(Sorry for posting two proof-verification questions twice in a row within such short span of time - I'm not posting any other proof-verification questions soon. )
I'm learning abstract algebra and there's an exercise which states
Let $F$ be a field, and $q(x) \in F[x]$. If $\displaystyle q(x) = \prod_{0 \leq i \leq k} [p_i(x)]^{e_i}$ where $p_i(x)$ are irreducible over $F[x]$, then prove that $$ \displaystyle \frac{F[x]}{q(x)} \simeq \frac{F[x]}{(p_1(x))^{e_1}} \oplus \frac{F[x]}{(p_2(x))^{e_2}} \oplus \cdots \oplus \frac{F[x]}{(p_k(x))^{e_k}}$$
I've a proof for this, but I'm not sure if it's correct or whether the entire proof doesn't makes sense. Can you check my proof ?
Let $A = \frac{F[x]}{q(x)}$ and $B = \frac{F[x]}{(p_1(x))^{e_1}} \oplus \frac{F[x]}{(p_2(x))^{e_2}} \oplus \cdots \oplus \frac{F[x]}{(p_k(x))^{e_k}}$. To show that $A \simeq B$, we will construct two rings homomorphisms $\phi_1, \phi_2$ such that $\phi_1$ maps $A$ to $B$ and $\phi_2$ maps $B$ to $A$, which would imply the conclusion.
Construction of the ring homomorphism $\phi_1$ is relatively easier, for $h(x) \in F[x]$, let $f_i(h(x))$ denote the remainder of $h(x)$ when divided by $[p_i(x)]^{e_i}$. Then it's easy to see the mapping $$ \phi_1 \overset{\text{def}}{:=}h(x) \rightarrow (f_1(h(x)), f_2(h(x)), \cdots, f_k(h(x)))$$ is a ring homomorphism from $A$ to $B$.

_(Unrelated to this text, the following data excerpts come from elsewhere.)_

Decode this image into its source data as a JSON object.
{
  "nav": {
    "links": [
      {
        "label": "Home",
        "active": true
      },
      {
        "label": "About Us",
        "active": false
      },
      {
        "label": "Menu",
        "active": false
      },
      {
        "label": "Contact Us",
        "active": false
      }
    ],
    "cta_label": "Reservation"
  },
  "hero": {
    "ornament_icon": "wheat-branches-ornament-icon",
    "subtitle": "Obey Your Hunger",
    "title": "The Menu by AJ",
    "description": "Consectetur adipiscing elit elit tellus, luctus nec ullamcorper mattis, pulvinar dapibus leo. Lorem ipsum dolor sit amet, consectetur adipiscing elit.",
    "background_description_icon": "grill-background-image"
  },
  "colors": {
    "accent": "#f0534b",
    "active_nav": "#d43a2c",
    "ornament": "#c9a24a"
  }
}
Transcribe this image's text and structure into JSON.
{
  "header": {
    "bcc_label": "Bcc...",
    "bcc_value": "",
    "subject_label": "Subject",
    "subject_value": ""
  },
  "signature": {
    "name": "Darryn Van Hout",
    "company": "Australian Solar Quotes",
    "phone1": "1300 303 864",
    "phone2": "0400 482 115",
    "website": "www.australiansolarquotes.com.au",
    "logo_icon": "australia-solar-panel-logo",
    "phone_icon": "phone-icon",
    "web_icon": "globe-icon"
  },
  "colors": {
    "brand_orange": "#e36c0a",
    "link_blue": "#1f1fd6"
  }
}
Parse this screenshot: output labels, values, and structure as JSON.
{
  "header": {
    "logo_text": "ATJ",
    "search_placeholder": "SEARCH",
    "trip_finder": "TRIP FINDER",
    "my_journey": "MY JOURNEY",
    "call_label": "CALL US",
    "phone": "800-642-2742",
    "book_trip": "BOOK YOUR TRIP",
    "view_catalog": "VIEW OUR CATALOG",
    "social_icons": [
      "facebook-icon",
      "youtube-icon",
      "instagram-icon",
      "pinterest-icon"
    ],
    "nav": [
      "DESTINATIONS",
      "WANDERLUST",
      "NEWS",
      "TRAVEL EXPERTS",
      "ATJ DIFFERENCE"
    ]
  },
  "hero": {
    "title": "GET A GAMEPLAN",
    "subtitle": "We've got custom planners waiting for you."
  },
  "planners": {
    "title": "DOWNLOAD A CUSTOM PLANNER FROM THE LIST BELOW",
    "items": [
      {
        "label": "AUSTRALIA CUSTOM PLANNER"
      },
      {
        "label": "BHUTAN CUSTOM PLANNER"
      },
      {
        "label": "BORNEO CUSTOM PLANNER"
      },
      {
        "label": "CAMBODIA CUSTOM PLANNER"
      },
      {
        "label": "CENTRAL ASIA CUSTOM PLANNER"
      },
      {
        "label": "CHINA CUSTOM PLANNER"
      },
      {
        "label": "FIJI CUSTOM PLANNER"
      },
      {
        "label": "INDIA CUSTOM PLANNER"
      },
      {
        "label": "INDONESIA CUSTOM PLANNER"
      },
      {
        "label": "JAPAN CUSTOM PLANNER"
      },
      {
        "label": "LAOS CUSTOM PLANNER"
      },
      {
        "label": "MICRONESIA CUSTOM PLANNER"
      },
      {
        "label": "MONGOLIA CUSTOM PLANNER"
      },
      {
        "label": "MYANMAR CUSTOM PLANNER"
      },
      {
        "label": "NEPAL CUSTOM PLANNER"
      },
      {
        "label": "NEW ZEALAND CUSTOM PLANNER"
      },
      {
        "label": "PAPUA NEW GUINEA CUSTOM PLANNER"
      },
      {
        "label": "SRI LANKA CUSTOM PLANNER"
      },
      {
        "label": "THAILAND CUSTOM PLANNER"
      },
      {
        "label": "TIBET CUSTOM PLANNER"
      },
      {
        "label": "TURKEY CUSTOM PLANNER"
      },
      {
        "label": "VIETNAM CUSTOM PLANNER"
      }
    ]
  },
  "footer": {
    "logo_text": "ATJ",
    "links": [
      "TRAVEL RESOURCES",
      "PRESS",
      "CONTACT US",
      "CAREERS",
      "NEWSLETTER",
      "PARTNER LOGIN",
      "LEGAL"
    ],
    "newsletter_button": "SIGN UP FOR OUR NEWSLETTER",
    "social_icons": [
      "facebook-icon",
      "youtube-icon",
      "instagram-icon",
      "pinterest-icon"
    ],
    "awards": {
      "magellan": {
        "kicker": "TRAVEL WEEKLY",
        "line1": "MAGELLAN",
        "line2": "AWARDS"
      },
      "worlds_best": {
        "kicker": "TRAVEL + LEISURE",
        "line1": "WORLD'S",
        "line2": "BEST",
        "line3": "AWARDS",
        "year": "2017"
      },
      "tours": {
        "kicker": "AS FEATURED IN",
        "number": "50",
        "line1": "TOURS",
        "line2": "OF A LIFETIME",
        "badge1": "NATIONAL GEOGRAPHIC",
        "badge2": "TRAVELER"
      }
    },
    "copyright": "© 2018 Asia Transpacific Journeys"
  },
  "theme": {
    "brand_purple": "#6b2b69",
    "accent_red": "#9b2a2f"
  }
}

For the other way, since $\gcd([p_i(x)]^{e_i}, \frac{q(x)}{[p_i(x)]^{e_i}}) = 1$, we can always find polynomials $m_i(x), n_i(x) \in F[x]$ such that $m_i(x)\frac{q(x)}{[p_i(x)]^{e_i}}+n_i(x)[p_i(x)]^{e_i} = 1$. Then it's not hard to see the mapping $$\displaystyle \phi_2 \overset{\text{def}}{:=}(h_1(x), h_2(x), \cdots, h_k(x)) \rightarrow \sum_{0 \leq i\leq k} \frac{q(x)}{[p_i(x)]^{e_i}} m_i(x)h_i(x) \mod q(x) $$ is a ring homomorphism from $B$ to $A$, so we're done.